The presenter, historian Giles MacDonogh, traced the history of this restaurant from its opening in Berlin in 1904 to the present day where, incongruously, it survives in Madrid serving food with Spanish names but of German origin, including Goering’s favourite dish, Viennese fried chicken. Like the original Horcher’s, it favours elites and royalty. There was a personal element to MacDonogh’s research for this programme. When Germany annexed Austria, Otto Horcher, the son of the founder, bought a fashionable restaurant in Vienna; its owners were Jews who were banned from running businesses and members of MacDonogh’s family.

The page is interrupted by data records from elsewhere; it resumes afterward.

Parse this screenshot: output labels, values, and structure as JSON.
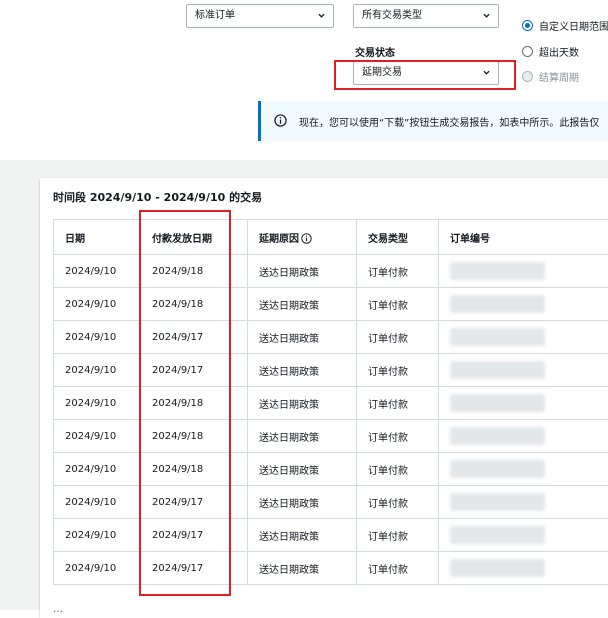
{
  "filters": {
    "order_type_select": "标准订单",
    "transaction_type_select": "所有交易类型",
    "status_label": "交易状态",
    "status_select": "延期交易"
  },
  "date_options": [
    {
      "label": "自定义日期范围",
      "checked": true,
      "disabled": false
    },
    {
      "label": "超出天数",
      "checked": false,
      "disabled": false
    },
    {
      "label": "结算周期",
      "checked": false,
      "disabled": true
    }
  ],
  "info_message": "现在，您可以使用“下载”按钮生成交易报告，如表中所示。此报告仅",
  "period_title": "时间段 2024/9/10 - 2024/9/10 的交易",
  "table": {
    "headers": [
      "日期",
      "付款发放日期",
      "延期原因",
      "交易类型",
      "订单编号"
    ],
    "rows": [
      [
        "2024/9/10",
        "2024/9/18",
        "送达日期政策",
        "订单付款"
      ],
      [
        "2024/9/10",
        "2024/9/18",
        "送达日期政策",
        "订单付款"
      ],
      [
        "2024/9/10",
        "2024/9/17",
        "送达日期政策",
        "订单付款"
      ],
      [
        "2024/9/10",
        "2024/9/17",
        "送达日期政策",
        "订单付款"
      ],
      [
        "2024/9/10",
        "2024/9/18",
        "送达日期政策",
        "订单付款"
      ],
      [
        "2024/9/10",
        "2024/9/18",
        "送达日期政策",
        "订单付款"
      ],
      [
        "2024/9/10",
        "2024/9/18",
        "送达日期政策",
        "订单付款"
      ],
      [
        "2024/9/10",
        "2024/9/17",
        "送达日期政策",
        "订单付款"
      ],
      [
        "2024/9/10",
        "2024/9/17",
        "送达日期政策",
        "订单付款"
      ],
      [
        "2024/9/10",
        "2024/9/17",
        "送达日期政策",
        "订单付款"
      ]
    ]
  },
  "footer": "…",
  "colors": {
    "accent": "#0073bb",
    "highlight": "#e02020",
    "info_bg": "#f1faff"
  }
}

Later, the sybaritic Goering took over Maxim’s in Paris whose owner asked Horcher to run it during the occupation so as to protect the restaurant’s fine cellars from the Germans.
A tussle between Dr Goebbels, an austere Marxist who hated the high-living, flamboyant Goering, a flying hero from the first world war, led to the closure of the Berlin Horcher’s in 1943, and the family, who weren’t Nazis, were helped by Goering to escape to Spain.